JUSTIÇA

STF retoma julgamento do marco temporal nesta quarta-feira

Setor produtivo de Santa Catarina é unânime na defesa da tese do marco temporal para a demarcação de terras indígenas

Nesta quarta-feira (7), o Supremo Tribunal Federal (STF) retoma julgamento que avalia a legalidade da tese do marco temporal, ou seja se a data de promulgação da Constituição pode ser usada como parâmetro para definir as demarcações de terras dos povos tradicionais.

Na semana passada, a Câmara dos Deputados aprovou o texto-base do Projeto de Lei 490/07, que prevê que os povos indígenas e tradicionais terão direito somente às terras que ocuparam até 5 de outubro de 1988, data da promulgação da Constituição Federal. O texto vai agora pela análise do Senado, que pode manter o marco temporal ou não.

O processo que motivou o julgamento na Corte trata da disputa pela posse da Terra Indígena (TI) Ibirama, em Santa Catarina. A área é habitada pelos povos Xokleng, Kaingang e Guarani, e a posse de parte da TI é questionada pela procuradoria do estado.

O placar do julgamento está empatado em 1 a 1: o ministro Edson Fachin votou contra a tese do marco temporal, e Nunes Marques se manifestou a favor.

A análise foi suspensa em setembro de 2021 após um pedido de vista do ministro Alexandre de Moraes.

A decisão do Supremo não valerá apenas para esse território, mas para todos os casos relacionados a disputas envolvendo áreas indígenas.

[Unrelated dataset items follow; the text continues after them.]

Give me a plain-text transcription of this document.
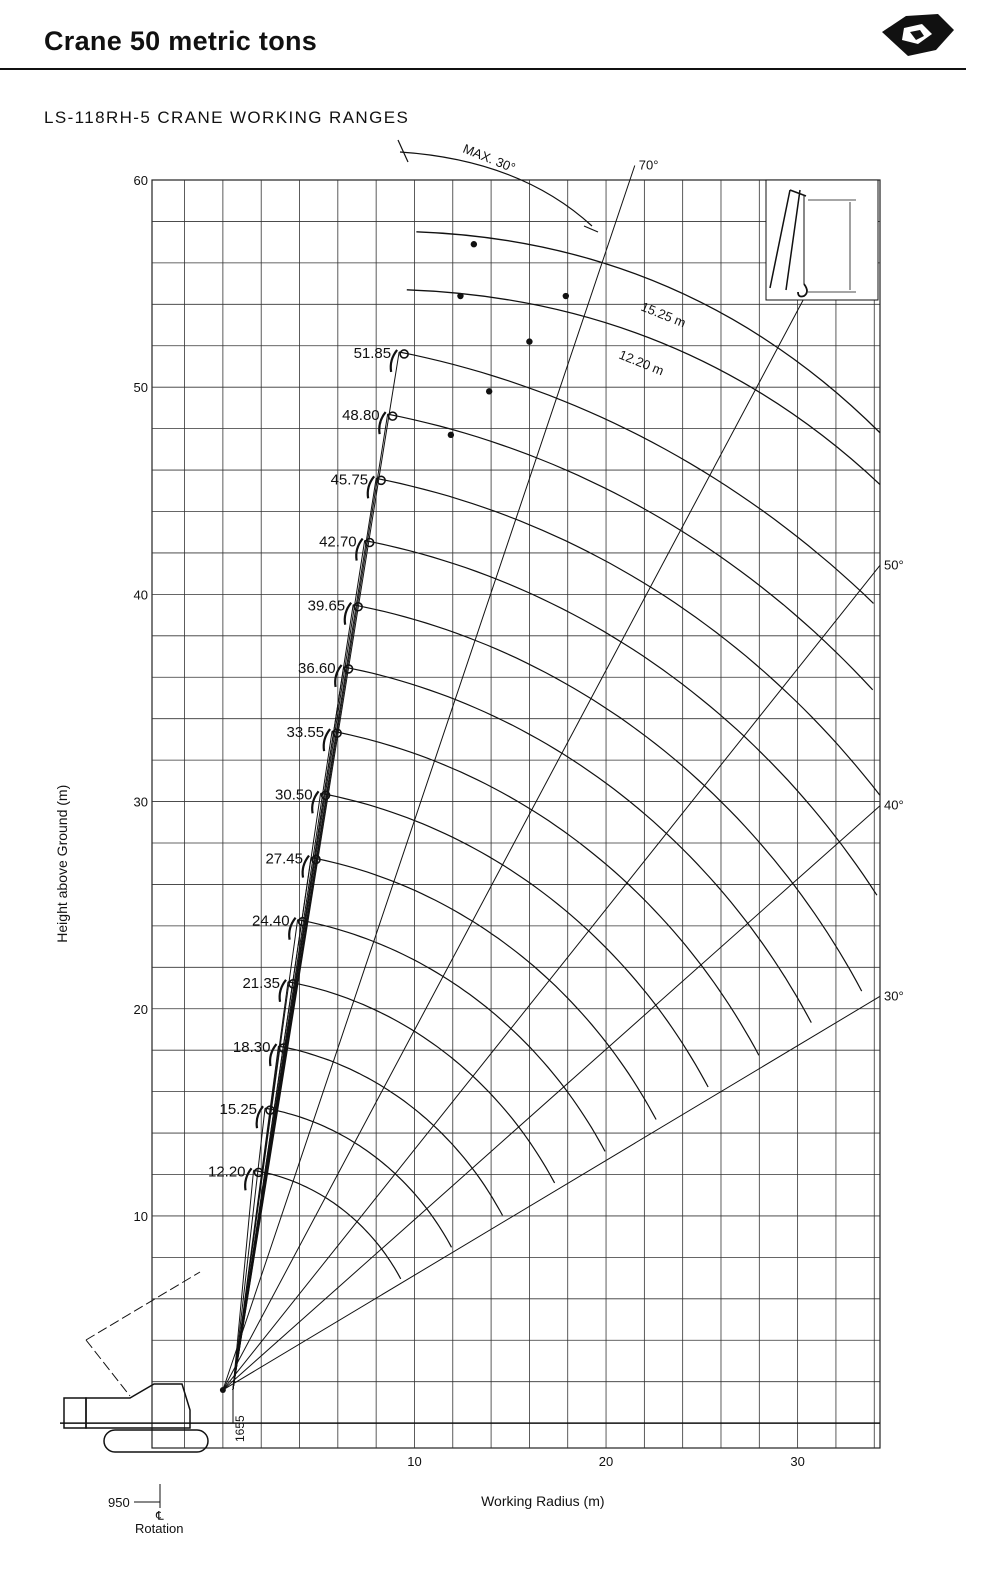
Crane 50 metric tons
LS-118RH-5 CRANE WORKING RANGES
10	20	30
10
20
30
40
50
60
Working Radius (m)
Height above Ground (m)
70°
50°
40°
30°
12.20
15.25
18.30
21.35
24.40
27.45
30.50
33.55
36.60
39.65
42.70
45.75
48.80
51.85
15.25 m
12.20 m
MAX. 30°
1655
950
℄
Rotation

Setor produtivo de Santa Catarina defende tese do marco temporal

O setor produtivo de Santa Catarina alerta para a insegurança jurídica que a derrubada da tese poderá causar não só em Santa Catarina, mas em todo o território nacional.

Prefeitos de três cidades que serão afetadas caso o marco temporal seja derrubado demonstraram preocupação com o futuro de seus municípios.

Eduardo Freccia, de Palhoça, disse que uma eventual demarcação de terras indígenas ocupará boa parte do território local. “A comunidade da Enseada de Brito, que comemorou no fim de semana 273 anos, está ameaçada de ser despejada. São famílias que possuem toda a documentação de seus terrenos.”

Nos casos de Cunha Porã e Saudades, a preocupação é ainda maior. Em 2007, portaria da União declarou a posse permanente de 2,7 mil hectares de terra ao grupo guarani Nhandéva-Chiripá, impactando 153 famílias em 214 propriedades pequenas, com média de 15 hectares, cada.

“Nasci e cresci em Cunha Porã. Nunca vi índio lá”, afirmou a prefeita de Cunha Porã, Luzia Vacarin. “Temos famílias com escrituras de 100 anos. Fomos convidados pelo governo no passado a colonizar a região e esse mesmo governo quer tirar nosso direito à propriedade.”

“É uma situação injusta. Não tinha índio lá em 1988”, disse o prefeito de Saudades, Maciel Schneider. “Só no nosso município, são 7% do território. Essas terras são dos nossos produtores, que estão lá há gerações.”

O presidente do Movimento do Defesa da Propriedade e Dignidade (DPD), Nilson Immich, que é agricultor em Cunha Porã, afirmou que a portaria da 2007 tem prejudicado as famílias. “Não podemos ter acesso a financiamento, fazer inventário, muitos investimentos não são feitos, porque as terras não são aceitas como garantia”, disse. “No marco temporal, não se mexe, está na constituição. Se isso mudar, uma desgraça vai ocorrer em nossa região.”

O procurador-geral do Estado, Márcio Vicari, afirmou que o marco temporal é uma tese que já foi pacificada pelo STF em mais de uma ocasião. Segundo ele, o governo estadual está dedicado a defender os agricultores catarinenses. “Não se pode tratar Santa Catarina como outras regiões do país, é uma situação diferenciada”, disse. “Aqui não temos latifúndios, qualquer demarcação atinge centenas de famílias.”

O senador Jorge Seif (PL) disse que a derrubada do marco temporal seria “arbitrariedade, retrocesso e desrespeito não apenas com os catarinenses, mas com todos os brasileiros”. Para Seif, não se trata de retirar direitos dos povos indígenas, “mas não podemos permitir que um absurdo desses [a derrubada do marco temporal] aconteça”.

O secretário de Estado da Agricultura, Valdir Colatto, disse que a derrubada do marco temporal seria uma “reforma agrária ao inverso”. Para ele, o problema dos povos indígenas, “não é terra, é cidadania e integração”.

Colatto adiantou que ao estado está concluindo um levantamento dos bens das áreas que podem ser demarcadas, visando ao pagamento de eventuais indenizações aos proprietários. “Os agricultores não querem deixar suas terras, mas se isso acontecer, alguém tem que pagar essa conta.”